It’s been a month since the Tohuku earthquake and tsunami rattled then swamped northern Honshu, and Japan continues to be rattled by sizeable aftershocks. A magnitude 7.1 shock last Thursday initially set off further tsunami alerts but the rupture turned out be 50 km beneath the seafloor, too deep to pose a significant threat. Even more media attention was focussed on a magnitude 6.6 on Monday, which cut off the power at the crippled Fukushima nuclear plant for almost an hour: a serious worry given the ongoing problems with cooling the damaged reactors at this plant. A further magnitude 6 aftershock earlier today also prompted an evacuation.
A magnitude 6 earthquake is not insignificant, of course, but these particular aftershocks are particularly ill-located with respect to Fukushima. As the map below shows, they are part of a cluster of quite shallow (10-20 km) tremors that is centred only about 50 km to the southwest of the reactors. As events in Christchurch taught us, when it comes to the strength of shaking, a weaker earthquake can be pretty damaging if you’re parked right next door to the rupture, and the Fukushima plant is close enough to get shaken around pretty strongly by events of this size.
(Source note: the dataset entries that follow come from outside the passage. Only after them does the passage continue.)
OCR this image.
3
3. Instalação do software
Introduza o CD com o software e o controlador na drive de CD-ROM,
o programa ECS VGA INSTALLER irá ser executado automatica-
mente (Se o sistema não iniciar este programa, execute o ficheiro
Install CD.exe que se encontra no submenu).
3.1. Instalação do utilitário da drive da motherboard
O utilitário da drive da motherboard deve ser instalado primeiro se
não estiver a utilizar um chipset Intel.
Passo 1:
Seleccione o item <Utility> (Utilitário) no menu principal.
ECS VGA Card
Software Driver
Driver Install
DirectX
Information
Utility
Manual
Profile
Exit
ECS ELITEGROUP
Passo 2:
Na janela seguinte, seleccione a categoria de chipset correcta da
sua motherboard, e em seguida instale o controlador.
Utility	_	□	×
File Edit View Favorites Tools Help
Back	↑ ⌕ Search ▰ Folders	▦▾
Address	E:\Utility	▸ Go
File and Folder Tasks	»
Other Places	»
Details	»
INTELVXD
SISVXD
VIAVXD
The focal mechanisms from these events are interesting: Monday’s magnitude 6.6 appears to show northeast-southwest extension, and today’s magnitude 6 appears to be mainly due to strike-slip faulting, but also with a hint of extension. All of the aftershocks in this cluster are firmly located in the over-riding plate of the subduction zone that ruptured last month; they are too shallow, and too far to the west of the plate boundary, to have occurred on the subduction interface itself. Remember that during the main shock, the Japanese mainland moved east and down as elastic strain built up across the plate boundary since it last ruptured was released. Another way of thinking about this is that prior to the earthquake, the east coast of Japan was braced against a strong, locked, subduction thrust. Now that buttress has been removed, Japan is spreading and settling outwards. Extension, some of which will be accommodated by faulting, is a natural consequence of this.
These earthquakes are therefore well within the realm of expected aftershock behaviour following a large earthquake on a nearby subduction zone. If you relied only on the media coverage, you might think there had been a ramping up of activity in the past few days, but it is more likely just that the location of these earthquakes – and their impact on the ongoing crisis at Fukushima – means that they have just been more widely noticed than tremors of a similar size offshore. From my initial assessment of aftershock activity, we should be expecting a magnitude 6-7 aftershock every 30 hours or so on average at this point, and they’ll continue to be a weekly hazard for several more months to come. Hopefully, not all of them will be so unfortunately located.